Learner Profile
Elizabeth Altman
HMX Courses
Elizabeth Altman entered Union College as a biology major with tentative plans to go into medicine, but it wasn’t until she suffered an illness after her freshman year that she found a real motivation for her chosen career. “It was definitely a sparking point for me, being laid up in bed and trying to recover from surgery, and trying to figure out how I got there in the first place,” says Elizabeth. “I’m actually hoping to get into an MD/PhD program so that I can study both the molecular mechanisms of disease and be able to practice as well.” Elizabeth has worked in hospitals and research laboratories during her undergraduate career, and took HMX biochemistry and physiology courses while preparing for the medical school application process.

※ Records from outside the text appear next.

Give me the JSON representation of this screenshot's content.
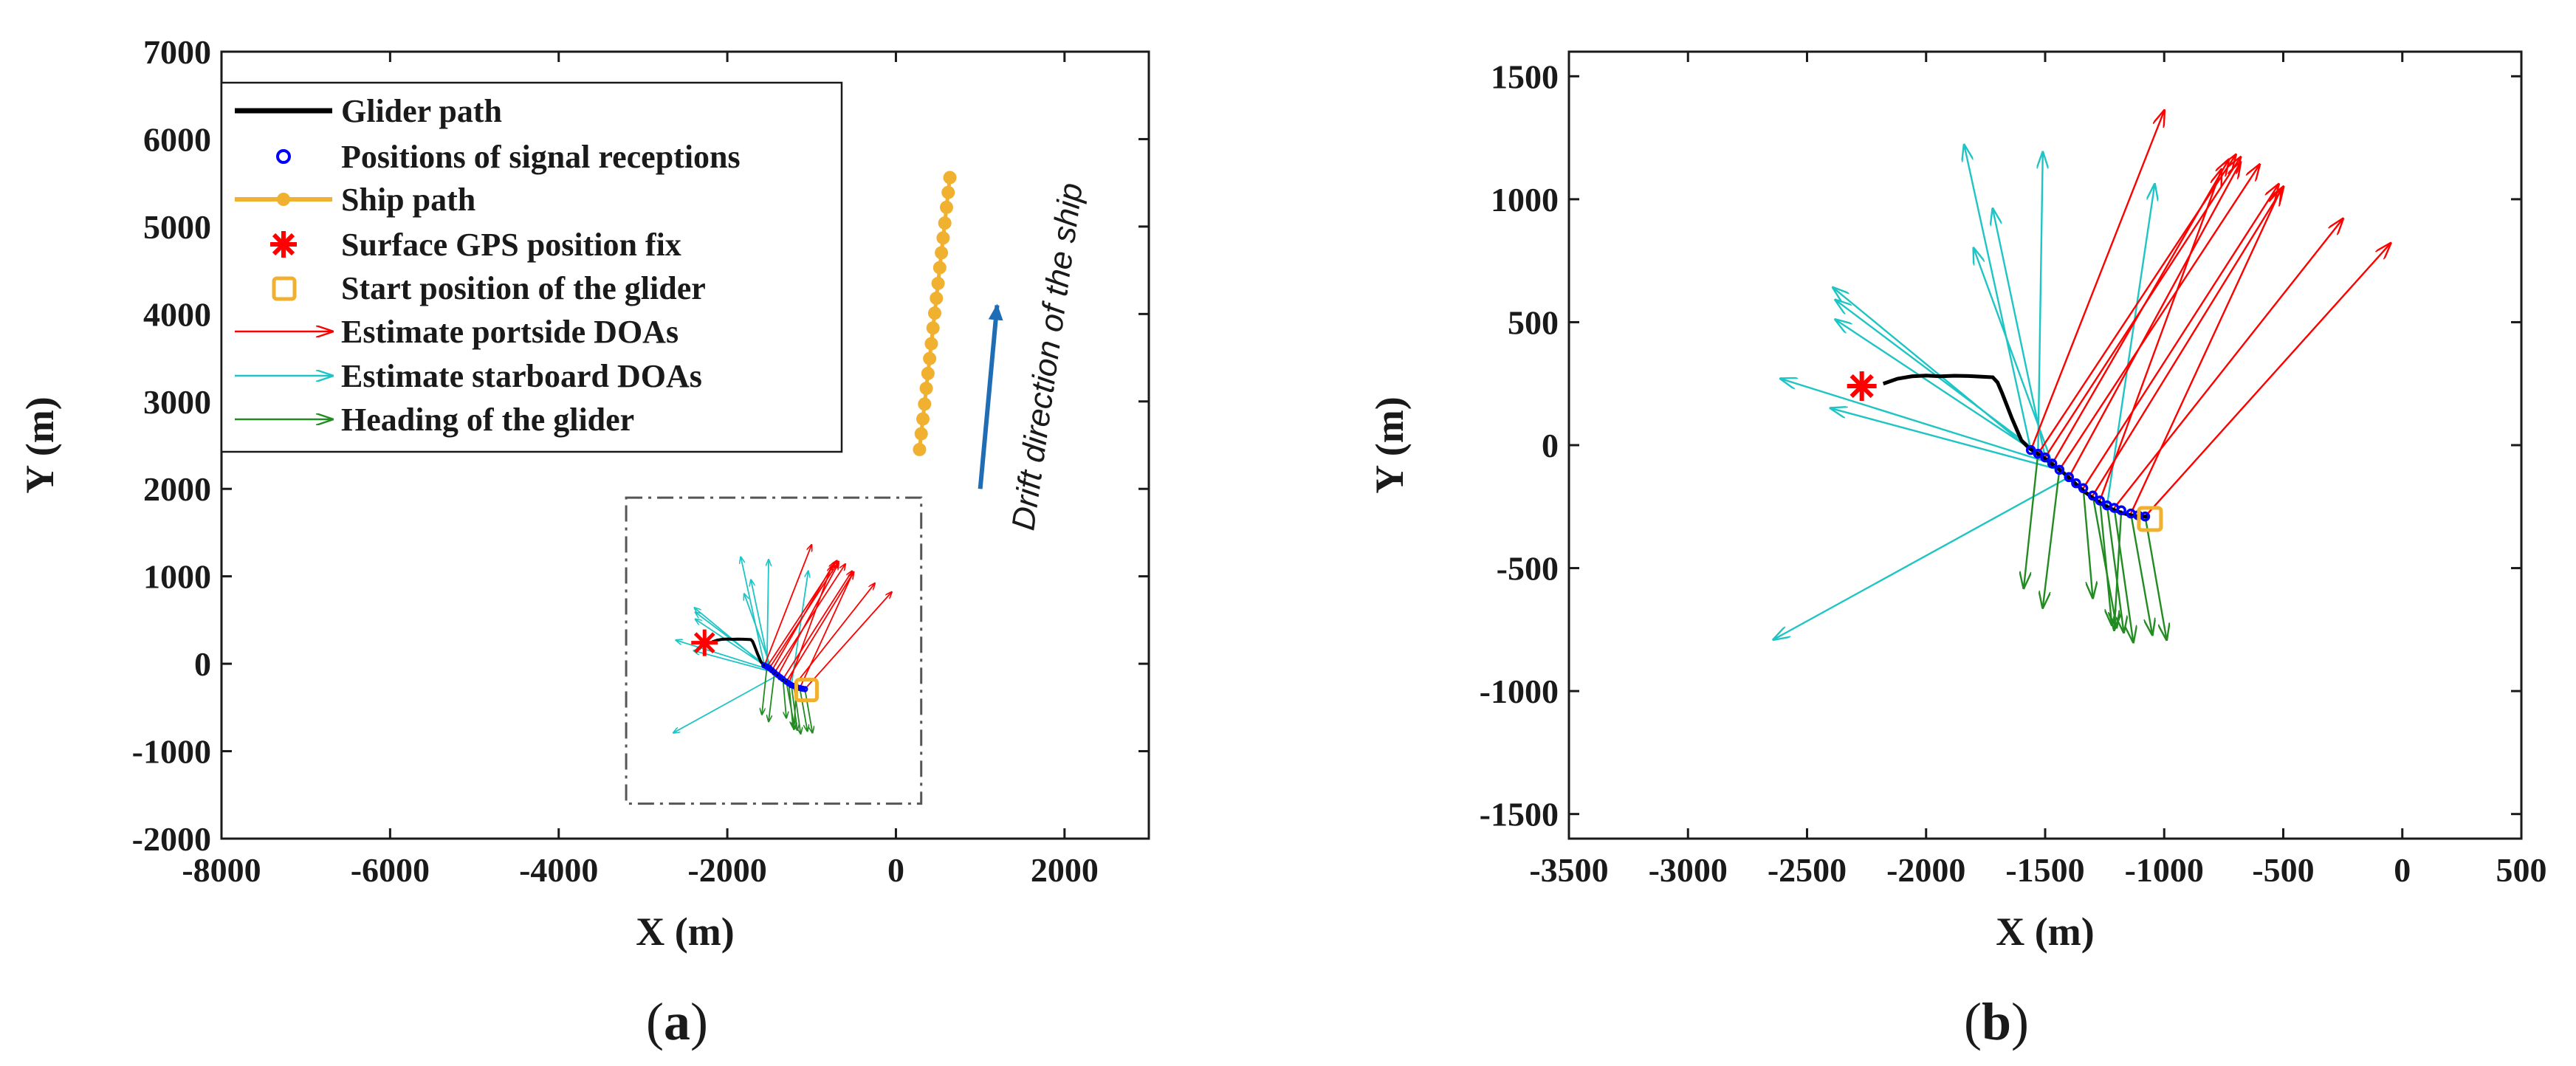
{
  "chart_data": [
    {
      "type": "line",
      "panel_label_open": "(",
      "panel_label_letter": "a",
      "panel_label_close": ")",
      "xlabel": "X (m)",
      "ylabel": "Y (m)",
      "xlim": [
        -8000,
        3000
      ],
      "ylim": [
        -2000,
        7000
      ],
      "xticks": [
        -8000,
        -6000,
        -4000,
        -2000,
        0,
        2000
      ],
      "yticks": [
        -2000,
        -1000,
        0,
        1000,
        2000,
        3000,
        4000,
        5000,
        6000,
        7000
      ],
      "legend": {
        "position": "top-left",
        "entries": [
          {
            "key": "glider",
            "label": "Glider path",
            "color": "#000000",
            "marker": "line"
          },
          {
            "key": "rx",
            "label": "Positions of signal receptions",
            "color": "#0000ff",
            "marker": "circle"
          },
          {
            "key": "ship",
            "label": "Ship path",
            "color": "#f0b030",
            "marker": "line-dot"
          },
          {
            "key": "gps",
            "label": "Surface GPS position fix",
            "color": "#ff0000",
            "marker": "asterisk"
          },
          {
            "key": "start",
            "label": "Start position of the glider",
            "color": "#f0b030",
            "marker": "square"
          },
          {
            "key": "port",
            "label": "Estimate portside DOAs",
            "color": "#ff0000",
            "marker": "arrow"
          },
          {
            "key": "star",
            "label": "Estimate starboard DOAs",
            "color": "#1fc4c4",
            "marker": "arrow"
          },
          {
            "key": "head",
            "label": "Heading of the glider",
            "color": "#228b22",
            "marker": "arrow"
          }
        ]
      },
      "drift_annotation": {
        "text": "Drift direction of the ship",
        "arrow_from": [
          1000,
          2000
        ],
        "arrow_to": [
          1200,
          4100
        ],
        "color": "#1f6db5"
      },
      "zoom_box": {
        "x": [
          -3200,
          300
        ],
        "y": [
          -1600,
          1900
        ]
      },
      "ship_path": {
        "color": "#f0b030",
        "x": [
          280,
          300,
          320,
          340,
          360,
          380,
          400,
          420,
          440,
          460,
          480,
          500,
          520,
          540,
          560,
          580,
          600,
          620,
          640
        ],
        "y": [
          2450,
          2630,
          2800,
          2970,
          3150,
          3320,
          3490,
          3660,
          3840,
          4010,
          4180,
          4350,
          4530,
          4700,
          4870,
          5040,
          5220,
          5390,
          5560
        ]
      }
    },
    {
      "type": "line",
      "panel_label_open": "(",
      "panel_label_letter": "b",
      "panel_label_close": ")",
      "xlabel": "X (m)",
      "ylabel": "Y (m)",
      "xlim": [
        -3500,
        500
      ],
      "ylim": [
        -1600,
        1600
      ],
      "xticks": [
        -3500,
        -3000,
        -2500,
        -2000,
        -1500,
        -1000,
        -500,
        0,
        500
      ],
      "yticks": [
        -1500,
        -1000,
        -500,
        0,
        500,
        1000,
        1500
      ],
      "glider_path": {
        "color": "#000000",
        "x": [
          -2180,
          -2120,
          -2060,
          -2000,
          -1940,
          -1880,
          -1820,
          -1760,
          -1720,
          -1700,
          -1680,
          -1660,
          -1640,
          -1620,
          -1600,
          -1570,
          -1540,
          -1500,
          -1460,
          -1420,
          -1380,
          -1340,
          -1300,
          -1260,
          -1220,
          -1180,
          -1140,
          -1100,
          -1070
        ],
        "y": [
          250,
          270,
          280,
          283,
          280,
          282,
          281,
          278,
          276,
          255,
          210,
          160,
          110,
          65,
          20,
          -10,
          -30,
          -55,
          -85,
          -115,
          -150,
          -185,
          -215,
          -240,
          -260,
          -275,
          -285,
          -290,
          -290
        ]
      },
      "reception_positions": {
        "color": "#0000ff",
        "x": [
          -1560,
          -1530,
          -1500,
          -1470,
          -1440,
          -1400,
          -1370,
          -1340,
          -1300,
          -1270,
          -1240,
          -1210,
          -1180,
          -1140,
          -1110,
          -1080
        ],
        "y": [
          -20,
          -35,
          -50,
          -75,
          -100,
          -130,
          -155,
          -175,
          -205,
          -225,
          -245,
          -255,
          -265,
          -278,
          -285,
          -290
        ]
      },
      "gps_fix": {
        "x": -2270,
        "y": 240,
        "color": "#ff0000"
      },
      "start_position": {
        "x": -1060,
        "y": -300,
        "color": "#f0b030"
      },
      "portside_doas": {
        "color": "#ff0000",
        "arrows": [
          {
            "from": [
              -1560,
              -20
            ],
            "to": [
              -1000,
              1360
            ]
          },
          {
            "from": [
              -1530,
              -35
            ],
            "to": [
              -700,
              1180
            ]
          },
          {
            "from": [
              -1500,
              -50
            ],
            "to": [
              -680,
              1170
            ]
          },
          {
            "from": [
              -1470,
              -75
            ],
            "to": [
              -730,
              1160
            ]
          },
          {
            "from": [
              -1440,
              -100
            ],
            "to": [
              -600,
              1140
            ]
          },
          {
            "from": [
              -1400,
              -130
            ],
            "to": [
              -680,
              1150
            ]
          },
          {
            "from": [
              -1340,
              -175
            ],
            "to": [
              -520,
              1060
            ]
          },
          {
            "from": [
              -1300,
              -205
            ],
            "to": [
              -500,
              1050
            ]
          },
          {
            "from": [
              -1270,
              -225
            ],
            "to": [
              -760,
              1120
            ]
          },
          {
            "from": [
              -1210,
              -255
            ],
            "to": [
              -250,
              920
            ]
          },
          {
            "from": [
              -1140,
              -278
            ],
            "to": [
              -510,
              1040
            ]
          },
          {
            "from": [
              -1080,
              -290
            ],
            "to": [
              -50,
              820
            ]
          }
        ]
      },
      "starboard_doas": {
        "color": "#1fc4c4",
        "arrows": [
          {
            "from": [
              -1560,
              -20
            ],
            "to": [
              -1840,
              1220
            ]
          },
          {
            "from": [
              -1530,
              -35
            ],
            "to": [
              -1510,
              1190
            ]
          },
          {
            "from": [
              -1500,
              -50
            ],
            "to": [
              -1720,
              960
            ]
          },
          {
            "from": [
              -1470,
              -75
            ],
            "to": [
              -1800,
              800
            ]
          },
          {
            "from": [
              -1560,
              -20
            ],
            "to": [
              -2390,
              640
            ]
          },
          {
            "from": [
              -1530,
              -35
            ],
            "to": [
              -2380,
              510
            ]
          },
          {
            "from": [
              -1500,
              -50
            ],
            "to": [
              -2380,
              590
            ]
          },
          {
            "from": [
              -1470,
              -75
            ],
            "to": [
              -2610,
              270
            ]
          },
          {
            "from": [
              -1440,
              -100
            ],
            "to": [
              -2400,
              150
            ]
          },
          {
            "from": [
              -1400,
              -130
            ],
            "to": [
              -2640,
              -790
            ]
          },
          {
            "from": [
              -1240,
              -245
            ],
            "to": [
              -1040,
              1060
            ]
          }
        ]
      },
      "glider_heading": {
        "color": "#228b22",
        "arrows": [
          {
            "from": [
              -1530,
              -35
            ],
            "to": [
              -1590,
              -580
            ]
          },
          {
            "from": [
              -1440,
              -100
            ],
            "to": [
              -1510,
              -660
            ]
          },
          {
            "from": [
              -1340,
              -175
            ],
            "to": [
              -1300,
              -620
            ]
          },
          {
            "from": [
              -1300,
              -205
            ],
            "to": [
              -1200,
              -740
            ]
          },
          {
            "from": [
              -1270,
              -225
            ],
            "to": [
              -1220,
              -730
            ]
          },
          {
            "from": [
              -1240,
              -245
            ],
            "to": [
              -1170,
              -760
            ]
          },
          {
            "from": [
              -1210,
              -255
            ],
            "to": [
              -1130,
              -800
            ]
          },
          {
            "from": [
              -1180,
              -265
            ],
            "to": [
              -1210,
              -750
            ]
          },
          {
            "from": [
              -1140,
              -278
            ],
            "to": [
              -1050,
              -770
            ]
          },
          {
            "from": [
              -1080,
              -290
            ],
            "to": [
              -990,
              -790
            ]
          }
        ]
      }
    }
  ]
}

Why were you interested in HMX courses?
It was kind of a three-fold reason. One, I wanted to see if I really liked looking at these topics through a medical point of view, to verify that I wanted an MD career and not just a PhD research career. Secondly, I thought it would be great preparation for the MCAT. And third, I thought it would be great for upper-level biochem courses for me to have a background in that. While I haven’t taken the MCAT or obviously gone to medical school yet, I can say that it’s been really helpful for our upper-level biochem courses here. Just for example, we were talking about enzyme regulation today, and I felt so much more confident that I’d already talked about it and it wasn’t a totally new topic, so I was able to focus on the details as opposed to the basics.
What were your favorite parts of the courses?
For the physiology course, it was really the fact that the professor kept coming back to the same concepts to explain so many different phenomena in the body. I thought that was really helpful to make things clear and something that I could understand and apply to different scenarios even if it was something that we didn’t specifically go over in that course. So for example, he continuously used Ohm’s Law as the background for something – it was something that I had heard before in a different context in a physics class, and he was able to apply it to multiple things in the body that I had never thought that would work for. So being able to take that one concept that I had some experience with and apply it to medicine in a way that I hadn’t thought of is something that still sticks with me today.
For the biochemistry course, I would definitely say that [I appreciated] the relationship between the two professors that were teaching it, and how they would so clearly tie in their own specialties…They had such a good conversation and were able to ask each other questions that built off each other, so they emphasized the molecular understanding and brought it up to a patient understanding. So you could both zoom in and zoom out in the scenario and still understand what was going on.
What aspects of the online learning experience did you find most helpful?
I loved that at the end of each video there were questions that you could check yourself with – that was a great way for me to say either I really understand what’s going on or I need to re-listen to that video because I obviously missed something. That’s something that some of the professors will do here in the middle of class, they’ll stop and have us do a couple questions as a group, but it’s never as helpful as it is when you’re sitting there and you’re working through it by yourself in a room, alone, just focusing on the material. I think that was really, really helpful and I wish that was incorporated more in in-person classrooms.
How are you using what you’ve learned in your other courses?
I think it’s really helpful to just review the notes, and especially taking a biochemistry course now…I continuously go back to my notes and just really try to incorporate things from that into my understanding.
Would you recommend HMX courses to other pre-med students?
It was really helpful for me to confirm that I enjoy the medical view of science and not just the research view. I think it would also be very helpful for someone who has only considered pre-medical routes for their life, to be able to look at the molecular mechanisms that maybe you don’t talk about as much in your pre-med courses. So I think going back to seeing the molecular ties to what’s going on systemically in the body was really important to me to verify that this is what I want to do, and also get excited going into the super-stressful application process.